3x12 – I Am Abassin Zadran

Se The Americans não fosse The Americans, a cena final de “I Am Abassin Zadran”, o penúltimo capítulo de uma temporada particularmente importante para a cronologia da história, seria totalmente diferente. Nas mãos habilidosas do diretor Christopher Misiano (Resurrection) e na abordagem estoica do roteiro de Peter Ackerman (3x04, “Dimebag” – review) e Stuart Zicherman (3x03, “Open House” – review), no entanto, o impacto do momento em que Phillip tira sua “fantasia” de Clark pela primeira vez para Martha é muito maior do que seria em outro contexto. A atuação expressiva da maravilhosa Alison Wright é parte importante desse efeito, mas mais ainda é a construção de “I Am Abassin Zadran” como um agoniante retrato das incertezas dos personagens da série, especialmente aqueles que cercam os protagonistas, e de como suas identidades são processos em formação. O choque de Martha, e a destruição sumária do personagem com o qual Phillip se apresentava habilidosamente para ela, é só mais um pedaço dessa construção.

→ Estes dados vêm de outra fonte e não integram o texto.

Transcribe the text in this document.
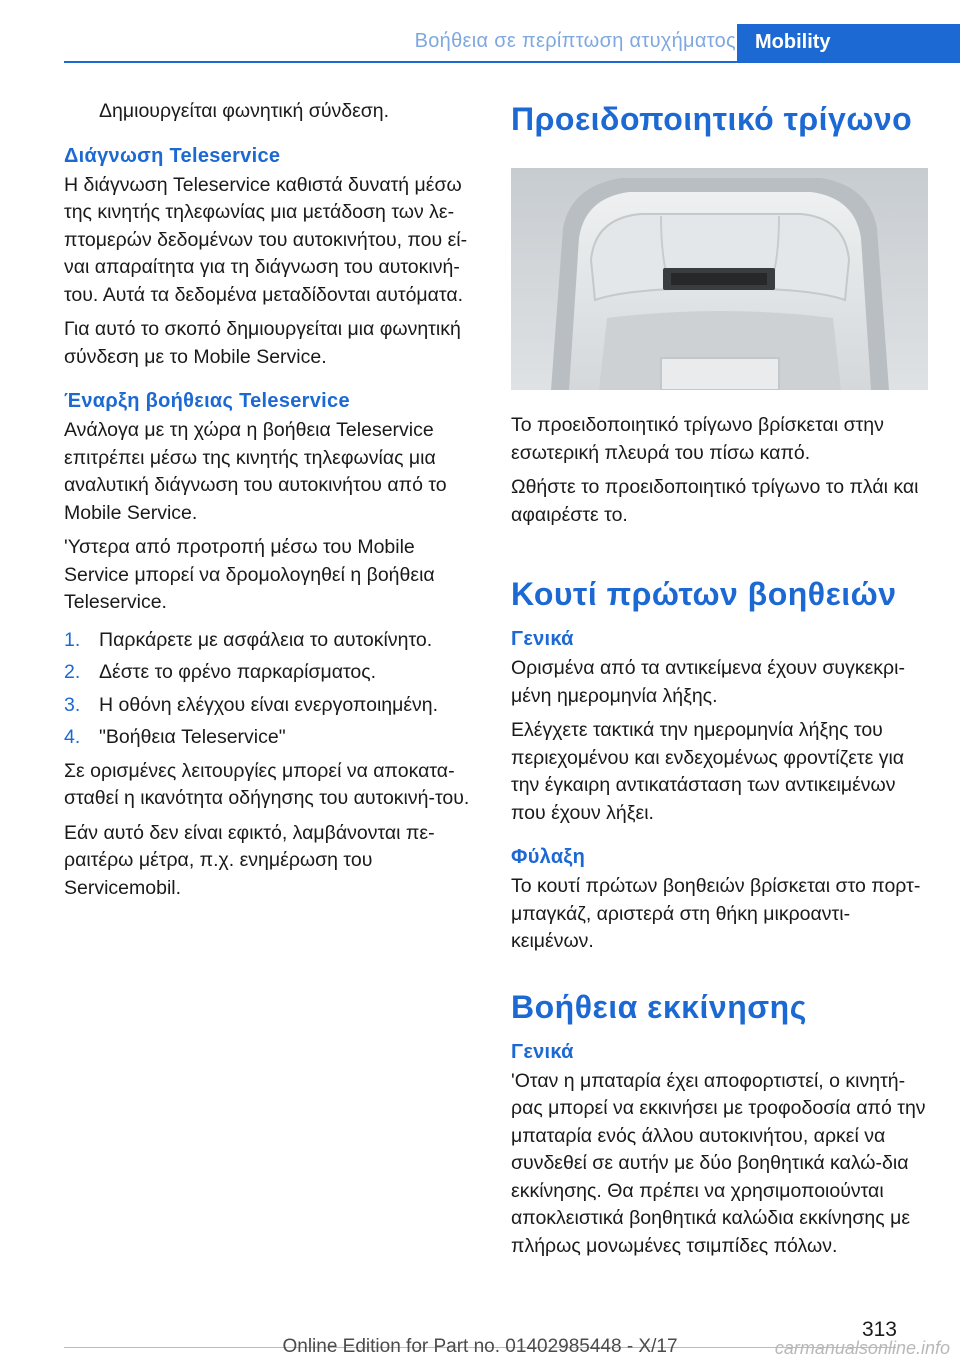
Βοήθεια σε περίπτωση ατυχήματος Mobility

Δημιουργείται φωνητική σύνδεση.

Διάγνωση Teleservice

Η διάγνωση Teleservice καθιστά δυνατή μέσω της κινητής τηλεφωνίας μια μετάδοση των λε‐πτομερών δεδομένων του αυτοκινήτου, που εί‐ναι απαραίτητα για τη διάγνωση του αυτοκινή‐του. Αυτά τα δεδομένα μεταδίδονται αυτόματα.

Για αυτό το σκοπό δημιουργείται μια φωνητική σύνδεση με το Mobile Service.

Έναρξη βοήθειας Teleservice

Ανάλογα με τη χώρα η βοήθεια Teleservice επιτρέπει μέσω της κινητής τηλεφωνίας μια αναλυτική διάγνωση του αυτοκινήτου από το Mobile Service.

'Υστερα από προτροπή μέσω του Mobile Service μπορεί να δρομολογηθεί η βοήθεια Teleservice.

1. Παρκάρετε με ασφάλεια το αυτοκίνητο.
2. Δέστε το φρένο παρκαρίσματος.
3. Η οθόνη ελέγχου είναι ενεργοποιημένη.
4. "Βοήθεια Teleservice"

Σε ορισμένες λειτουργίες μπορεί να αποκατα‐σταθεί η ικανότητα οδήγησης του αυτοκινή‐του.

Εάν αυτό δεν είναι εφικτό, λαμβάνονται πε‐ραιτέρω μέτρα, π.χ. ενημέρωση του Servicemobil.

Προειδοποιητικό τρίγωνο

Το προειδοποιητικό τρίγωνο βρίσκεται στην εσωτερική πλευρά του πίσω καπό.

Ωθήστε το προειδοποιητικό τρίγωνο το πλάι και αφαιρέστε το.

Κουτί πρώτων βοηθειών
Γενικά

Ορισμένα από τα αντικείμενα έχουν συγκεκρι‐μένη ημερομηνία λήξης.

Ελέγχετε τακτικά την ημερομηνία λήξης του περιεχομένου και ενδεχομένως φροντίζετε για την έγκαιρη αντικατάσταση των αντικειμένων που έχουν λήξει.

Φύλαξη

Το κουτί πρώτων βοηθειών βρίσκεται στο πορτ-μπαγκάζ, αριστερά στη θήκη μικροαντι‐κειμένων.

Βοήθεια εκκίνησης
Γενικά

'Οταν η μπαταρία έχει αποφορτιστεί, ο κινητή‐ρας μπορεί να εκκινήσει με τροφοδοσία από την μπαταρία ενός άλλου αυτοκινήτου, αρκεί να συνδεθεί σε αυτήν με δύο βοηθητικά καλώ‐δια εκκίνησης. Θα πρέπει να χρησιμοποιούνται αποκλειστικά βοηθητικά καλώδια εκκίνησης με πλήρως μονωμένες τσιμπίδες πόλων.

313
Online Edition for Part no. 01402985448 - X/17	carmanualsonline.info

Em certos momentos, o episódio se estrutura muito mais do ponto de vista dos coadjuvantes do que do casal protagonista. Apesar da ausência de Sandra Beeman e Nina, todos os outros recorrentes da temporada são explorados pelo roteiro, que lida principalmente com o doloroso processo de aceitação pelo qual Paige tem de passar para reconstruir sua identidade, uma vez que chega a conclusão de que seu passado familiar era provavelmente construído sobre uma fundação de mentiras. A jovem Holly Taylor está verdadeiramente afiada nas cenas em que interage com Keri Russell e Phillip Rhys, deixando os dois atores mais experientes comandarem o andamento da encenação enquanto se concentra na expressão desse estranhamento e essa raiva à flor da pele que Paige, compreensivelmente, está sentindo. A série também não perde o rumo da metáfora que mencionamos alguns reviews atrás, no sentido que essa storyline reflete em muitos sentidos a forma como descobrimos, em certo ponto na vida, que nossos pais não são as pessoas que pensamos que fossem, na nossa ingenuidade pueril.

Em pequenas doses, como fez durante toda a temporada, The Americans dá a dica de que a história estrelada por Lisa é significativamente uma história sobre tomar controle da própria identidade, e não deixar com que os outros (no caso, o marido da personagem, Maurice) lhe digam quem você é. É uma faca de dois gumes essa com a qual The Americans brinca, mas os roteiristas sabem que é – em nenhum momento perdem de vista o fato de que Elizabeth também entrou na vida de sua asset para manipulá-la. Por fim, o episódio usa uma construção simplista para mostrar que nem o todo-poderoso Arkady é formado só por determinações e certezas, e traz Margo Martindale de volta para uma maravilhosa cena em que ela contracena com Frank Langella. A química entre os veteranos atores é previsivelmente maravilhosa, mas mais bacana ainda é ver a série mergulhar mais fundo na psique desse personagem manipulador e, ao mesmo tempo, extremamente sensível, que nos apresentou.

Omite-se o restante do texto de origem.